I’m digging into the internals of ABC, for professional and scientific reasons. I’ve linked a great tutorial elsewhere, and argued that this framework, advanced by Wood, and Wilkinson (Robert), and Wilkinson (Darren), and Hartig and colleagues, and Robert and colleagues, is very similar to the climate modeling problem. One thing, however, is that results from climate models cannot be computed cheaply. So how in the world can ABC help?

Recall the observation made by many, but here most typically associated with Kharin, that

There is basically one observational record in climate research. It is hardly possible to perform real independent experiments. Classical hypothesis testing is “frequentist” in nature (repeated sampling). Dynamical models can create independent data, subject to model deficiencies.

Within any specific observational record, there is a finite amount of information about the climate system. Presumably, assuming pretty standard continuity conditions, there is a hypersphere of boundary and initial conditions for any given climate model which will produce that observational record. Moreover, over a set of climate models, there are sets of not necessarily overlapping hyperspheres of boundary and initial conditions which give rise to that specific observational record. Now, for any such set, posit a means of ranking their complexity. This can be done using the Akaike information criterion, for example. (Not a very Bayesian thing to do, admittedly. But I’ve dallied with the dark side before.) Numbers of parameters, or amount of CPU cycles needed to simulate a climate year, or many other measures of complexity could be included in such a determination. Within each hypersphere of parameters for each climate model, there is a nested set of simpler models, judged “simpler” by the same metric used to rank the climate models with each other, which map a subset of their parametric hyperspheres to the observational record. These are computationally cheaper. In particular, were “the perfect set of parameters” known, presumably a Taylor expansion about those parameters could be used, within the limits of the observational record, to reproduce it. These are multivariate polynomials.

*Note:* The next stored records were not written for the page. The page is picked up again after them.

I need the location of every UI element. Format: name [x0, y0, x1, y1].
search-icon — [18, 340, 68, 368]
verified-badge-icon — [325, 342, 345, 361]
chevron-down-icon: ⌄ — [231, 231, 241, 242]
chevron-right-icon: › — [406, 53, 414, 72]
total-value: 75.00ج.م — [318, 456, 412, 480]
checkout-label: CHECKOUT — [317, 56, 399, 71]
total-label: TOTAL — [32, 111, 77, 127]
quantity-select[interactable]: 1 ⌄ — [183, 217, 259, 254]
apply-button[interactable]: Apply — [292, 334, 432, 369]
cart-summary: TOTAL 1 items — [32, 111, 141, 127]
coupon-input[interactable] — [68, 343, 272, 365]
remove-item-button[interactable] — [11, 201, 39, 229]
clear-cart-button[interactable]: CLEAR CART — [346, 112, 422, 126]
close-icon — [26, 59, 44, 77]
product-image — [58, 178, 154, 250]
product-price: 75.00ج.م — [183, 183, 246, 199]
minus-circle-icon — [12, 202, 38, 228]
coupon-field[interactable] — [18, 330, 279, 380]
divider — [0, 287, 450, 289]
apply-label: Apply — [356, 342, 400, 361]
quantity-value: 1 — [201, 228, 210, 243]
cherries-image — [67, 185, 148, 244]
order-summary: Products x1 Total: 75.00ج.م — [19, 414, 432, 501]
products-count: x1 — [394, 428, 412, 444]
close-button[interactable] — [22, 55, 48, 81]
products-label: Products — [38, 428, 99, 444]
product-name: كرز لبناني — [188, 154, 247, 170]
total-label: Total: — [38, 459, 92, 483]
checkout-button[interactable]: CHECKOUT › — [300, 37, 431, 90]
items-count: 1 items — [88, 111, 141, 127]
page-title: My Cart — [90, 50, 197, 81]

I suggest, therefore, that much simpler models, along the lines of many like those offered in Professor Ray Pierrehumbert’s text, perhaps in combination, would suffice to reproduce the single specific observational record we have. The embellishments of the existing climate models are motivated by what we know of physics at scale, and from observations of the atmosphere-ocean-land system, but if the observational record is all that’s given, at some point the contributions embellishments are dominated by the observational errors of the record. Some of the climate model parameters, or their arithmetic combinations, will survive incorporation in the simpler models. And these models might well be computationally simple enough to be candidates for massive ABC calibrations.

Sure, when the observational record is extended, the simple models may fall short. But they’ve done their job, and informed good combinations of climate model parameters to constrain either the more complicated, existing models, or expansions of the simple models used in the ABC runs.